De pronto, para salir rápido del aprieto sobre si estaban bien o mal esas fotos, tuve el impulso de decirme a mí misma que era rebelde volver a mi cuerpo a través de esa sensualidad. Que después de tanto tiempo odiándome era trasgresor mostrarme de esa forma y reconocerme erótica. Y no es que no sea así, pero también María Del Mar Ramón, en uno de sus textos, me dijo:
“No todo desnudo es revolucionario, ¿y por qué debería serlo? A veces una solo quiere empelotarse y ya, por el placer de ello, de verse y ser vista. ¿Qué importa lo demás? ¿Cada acción de nuestras vidas tiene que ser un ejercicio deliberado de revolución? Me gusta pensar que no. Que parte de la libertad que queremos conquistar implica que nuestros actos individuales puedan ser solo eso: cosas que hacemos para nosotras. Porque nos da la gana y ya”.

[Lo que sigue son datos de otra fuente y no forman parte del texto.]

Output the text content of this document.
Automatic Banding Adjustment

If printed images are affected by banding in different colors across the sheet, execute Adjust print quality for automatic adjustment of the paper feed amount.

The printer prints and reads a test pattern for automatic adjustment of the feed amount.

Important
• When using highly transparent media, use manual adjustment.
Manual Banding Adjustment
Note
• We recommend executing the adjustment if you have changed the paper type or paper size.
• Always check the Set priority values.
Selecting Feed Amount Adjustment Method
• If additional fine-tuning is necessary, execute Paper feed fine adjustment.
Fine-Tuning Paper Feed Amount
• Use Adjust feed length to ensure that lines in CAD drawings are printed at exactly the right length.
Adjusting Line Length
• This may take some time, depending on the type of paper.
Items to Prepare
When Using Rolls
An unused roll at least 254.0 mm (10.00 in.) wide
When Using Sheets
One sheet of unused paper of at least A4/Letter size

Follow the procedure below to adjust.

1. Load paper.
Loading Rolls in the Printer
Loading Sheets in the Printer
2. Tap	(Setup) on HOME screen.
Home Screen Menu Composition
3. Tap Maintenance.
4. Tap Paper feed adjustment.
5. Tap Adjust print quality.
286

Y me sentí mejor con esta idea. A veces no quiero ser rebelde. A veces no me interesa si quiera ser inteligente o argumentar finamente mis ideas. Estoy cansada de todas las exigencias que caen sobre nosotras. Se espera que seamos ejemplares como hijas, madres, amas de casa, esposas o novias, etc. Luego, una quiere escapar de tanta asfixia huyendo hacia el feminismo, y se encuentra con que tampoco en ese espacio se da el ancho. Resulta que nunca eres lo suficientemente antipatriarcal o liberada. Y pareciera que nuestro destino es habitar la insuficiencia. Pero no. Ya basta.
Lo que me interesa ahora es aprender a decirme a mí misma que si un día quiero subir mi foto en calzones a Instagram, eso no me hace menos feminista, ni me invalida de ninguna forma. Que no debo justificar todo en mi vida. Que no todo en mi mi existencia necesita ser hiper-feminista o rebelde. Que no hay nada malo en fallar, en no ser siempre coherente y en dejar que la realidad me supere. Que está bien ser humana y habitar mi carne como mejor me plazca.
Como diría Pizarnik, quiero que mi cuerpo sea siempre un amado espacio de revelaciones.